Of course, now this is not easy to do if you start interleaving operations between different transactions. You could violate this ordering. So the concurrency control protocol of any database system is going to provide atomicity and isolation guarantees within this ACID acronym.

For an in-memory database system, there’s this key observation we have to make about how we’re going to acquire locks to access tuples. The cost of a transaction acquiring a lock is essentially the same thing as just accessing the data.

What I mean by that is in a disk-bound system, we said that all the locks would be stored in memory in some kind of data structure and they would be separate from the actual tuples. But now, everything’s in memory, then the cost of going and accessing the lock table is going to be the same as accessing the tuple.

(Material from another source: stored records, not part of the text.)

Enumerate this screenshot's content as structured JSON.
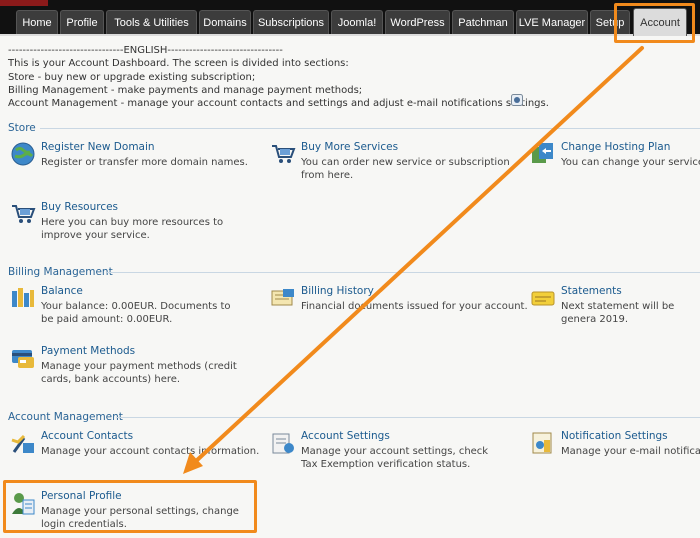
{
  "tabs": [
    "Home",
    "Profile",
    "Tools & Utilities",
    "Domains",
    "Subscriptions",
    "Joomla!",
    "WordPress",
    "Patchman",
    "LVE Manager",
    "Setup",
    "Account"
  ],
  "intro": {
    "divider": "--------------------------------ENGLISH--------------------------------",
    "line1": "This is your Account Dashboard. The screen is divided into sections:",
    "line2": "Store - buy new or upgrade existing subscription;",
    "line3": "Billing Management - make payments and manage payment methods;",
    "line4": "Account Management - manage your account contacts and settings and adjust e-mail notifications settings."
  },
  "sections": {
    "store": {
      "title": "Store",
      "items": [
        {
          "title": "Register New Domain",
          "desc": "Register or transfer more domain names."
        },
        {
          "title": "Buy More Services",
          "desc": "You can order new service or subscription from here."
        },
        {
          "title": "Change Hosting Plan",
          "desc": "You can change your service pl"
        },
        {
          "title": "Buy Resources",
          "desc": "Here you can buy more resources to improve your service."
        }
      ]
    },
    "billing": {
      "title": "Billing Management",
      "items": [
        {
          "title": "Balance",
          "desc": "Your balance: 0.00EUR. Documents to be paid amount: 0.00EUR."
        },
        {
          "title": "Billing History",
          "desc": "Financial documents issued for your account."
        },
        {
          "title": "Statements",
          "desc": "Next statement will be genera 2019."
        },
        {
          "title": "Payment Methods",
          "desc": "Manage your payment methods (credit cards, bank accounts) here."
        }
      ]
    },
    "account": {
      "title": "Account Management",
      "items": [
        {
          "title": "Account Contacts",
          "desc": "Manage your account contacts information."
        },
        {
          "title": "Account Settings",
          "desc": "Manage your account settings, check Tax Exemption verification status."
        },
        {
          "title": "Notification Settings",
          "desc": "Manage your e-mail notification"
        },
        {
          "title": "Personal Profile",
          "desc": "Manage your personal settings, change login credentials."
        }
      ]
    }
  },
  "colors": {
    "accent_orange": "#f18a1c",
    "link_blue": "#1b5a8e",
    "section_blue": "#2a6496",
    "nav_bg": "#111111"
  }
}
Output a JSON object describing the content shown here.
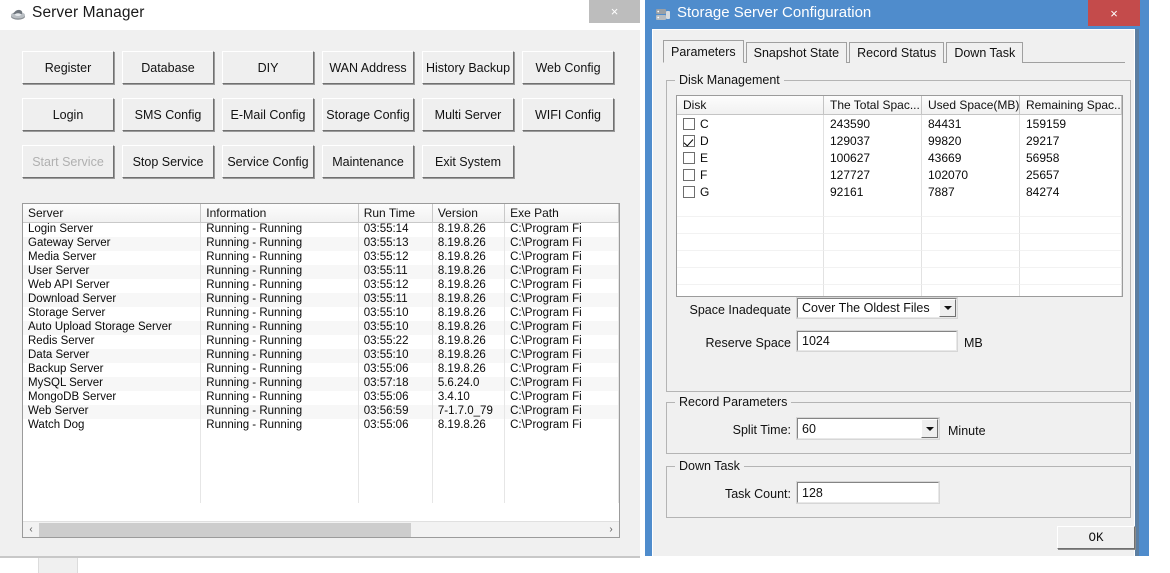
{
  "server_manager": {
    "title": "Server Manager",
    "icon": "server-app-icon",
    "close_label": "×",
    "buttons": [
      {
        "label": "Register",
        "disabled": false
      },
      {
        "label": "Database",
        "disabled": false
      },
      {
        "label": "DIY",
        "disabled": false
      },
      {
        "label": "WAN Address",
        "disabled": false
      },
      {
        "label": "History Backup",
        "disabled": false
      },
      {
        "label": "Web Config",
        "disabled": false
      },
      {
        "label": "Login",
        "disabled": false
      },
      {
        "label": "SMS Config",
        "disabled": false
      },
      {
        "label": "E-Mail Config",
        "disabled": false
      },
      {
        "label": "Storage Config",
        "disabled": false
      },
      {
        "label": "Multi Server",
        "disabled": false
      },
      {
        "label": "WIFI Config",
        "disabled": false
      },
      {
        "label": "Start Service",
        "disabled": true
      },
      {
        "label": "Stop Service",
        "disabled": false
      },
      {
        "label": "Service Config",
        "disabled": false
      },
      {
        "label": "Maintenance",
        "disabled": false
      },
      {
        "label": "Exit System",
        "disabled": false
      }
    ],
    "list": {
      "columns": [
        "Server",
        "Information",
        "Run Time",
        "Version",
        "Exe Path"
      ],
      "rows": [
        [
          "Login Server",
          "Running - Running",
          "03:55:14",
          "8.19.8.26",
          "C:\\Program Fi"
        ],
        [
          "Gateway Server",
          "Running - Running",
          "03:55:13",
          "8.19.8.26",
          "C:\\Program Fi"
        ],
        [
          "Media Server",
          "Running - Running",
          "03:55:12",
          "8.19.8.26",
          "C:\\Program Fi"
        ],
        [
          "User Server",
          "Running - Running",
          "03:55:11",
          "8.19.8.26",
          "C:\\Program Fi"
        ],
        [
          "Web API Server",
          "Running - Running",
          "03:55:12",
          "8.19.8.26",
          "C:\\Program Fi"
        ],
        [
          "Download Server",
          "Running - Running",
          "03:55:11",
          "8.19.8.26",
          "C:\\Program Fi"
        ],
        [
          "Storage Server",
          "Running - Running",
          "03:55:10",
          "8.19.8.26",
          "C:\\Program Fi"
        ],
        [
          "Auto Upload Storage Server",
          "Running - Running",
          "03:55:10",
          "8.19.8.26",
          "C:\\Program Fi"
        ],
        [
          "Redis Server",
          "Running - Running",
          "03:55:22",
          "8.19.8.26",
          "C:\\Program Fi"
        ],
        [
          "Data Server",
          "Running - Running",
          "03:55:10",
          "8.19.8.26",
          "C:\\Program Fi"
        ],
        [
          "Backup Server",
          "Running - Running",
          "03:55:06",
          "8.19.8.26",
          "C:\\Program Fi"
        ],
        [
          "MySQL Server",
          "Running - Running",
          "03:57:18",
          "5.6.24.0",
          "C:\\Program Fi"
        ],
        [
          "MongoDB Server",
          "Running - Running",
          "03:55:06",
          "3.4.10",
          "C:\\Program Fi"
        ],
        [
          "Web Server",
          "Running - Running",
          "03:56:59",
          "7-1.7.0_79",
          "C:\\Program Fi"
        ],
        [
          "Watch Dog",
          "Running - Running",
          "03:55:06",
          "8.19.8.26",
          "C:\\Program Fi"
        ]
      ],
      "scrollbar": {
        "left_arrow": "‹",
        "right_arrow": "›"
      }
    }
  },
  "storage_config": {
    "title": "Storage Server Configuration",
    "icon": "storage-app-icon",
    "close_label": "×",
    "tabs": [
      {
        "label": "Parameters",
        "active": true
      },
      {
        "label": "Snapshot State",
        "active": false
      },
      {
        "label": "Record Status",
        "active": false
      },
      {
        "label": "Down Task",
        "active": false
      }
    ],
    "disk_management": {
      "group_label": "Disk Management",
      "columns": [
        "Disk",
        "The Total Spac...",
        "Used Space(MB)",
        "Remaining Spac..."
      ],
      "rows": [
        {
          "checked": false,
          "disk": "C",
          "total": "243590",
          "used": "84431",
          "remaining": "159159"
        },
        {
          "checked": true,
          "disk": "D",
          "total": "129037",
          "used": "99820",
          "remaining": "29217"
        },
        {
          "checked": false,
          "disk": "E",
          "total": "100627",
          "used": "43669",
          "remaining": "56958"
        },
        {
          "checked": false,
          "disk": "F",
          "total": "127727",
          "used": "102070",
          "remaining": "25657"
        },
        {
          "checked": false,
          "disk": "G",
          "total": "92161",
          "used": "7887",
          "remaining": "84274"
        }
      ],
      "space_inadequate_label": "Space Inadequate",
      "space_inadequate_value": "Cover The Oldest Files",
      "space_inadequate_options": [
        "Cover The Oldest Files"
      ],
      "reserve_space_label": "Reserve Space",
      "reserve_space_value": "1024",
      "reserve_space_unit": "MB"
    },
    "record_parameters": {
      "group_label": "Record Parameters",
      "split_time_label": "Split Time:",
      "split_time_value": "60",
      "split_time_options": [
        "60"
      ],
      "split_time_unit": "Minute"
    },
    "down_task": {
      "group_label": "Down Task",
      "task_count_label": "Task Count:",
      "task_count_value": "128"
    },
    "ok_label": "OK"
  },
  "colors": {
    "accent_titlebar": "#4f8ccc",
    "close_red": "#c44b4b",
    "inactive_close": "#bdbdbd",
    "window_face": "#f0f0f0"
  }
}
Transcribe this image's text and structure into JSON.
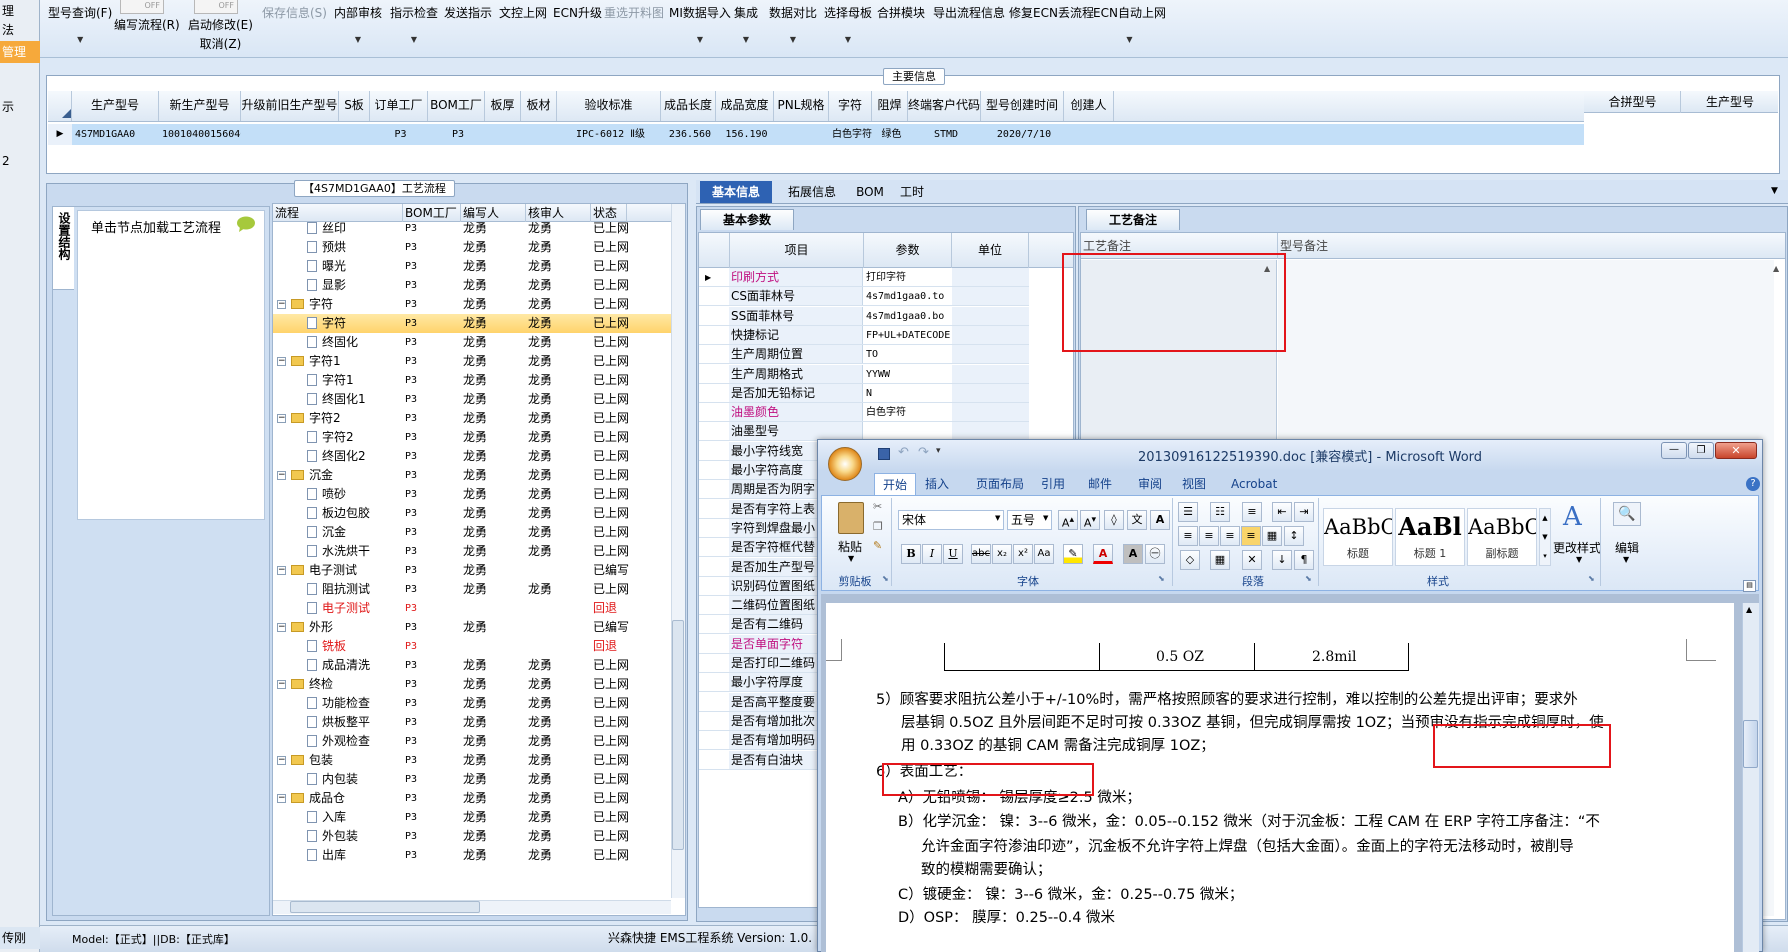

So ideally, I want to be able to do those at the same time so that I’m not paying the penalty of doing two memory reads. This is the core idea that the concurrency control tries to install.

When we do it in an in-memory data system, concurrent control, the other important thing to understand is that in a disk-bound system, the stalls are due to transactions trying to access data that isn’t in memory. You have to go get it from disk.

Now, we’re not gonna have those kinds of stalls anymore. Yes, there will be memory stalls, but those are gonna be much, much less than the stalls we think we are gonna have.

The earlier systems don’t have is a way to have more cores; so now the contention is going to be in the system of many transactions trying to read and write to the same objects at the same time. They’re not stalling because there’s a disk; they’re stalling because they can’t acquire locks on certain things.

So do you understand again how we’re actually going to be able to maintain locking information along with the tuples? We understand this sort of basic compare-and-swap primitive we’re going to use to modify things.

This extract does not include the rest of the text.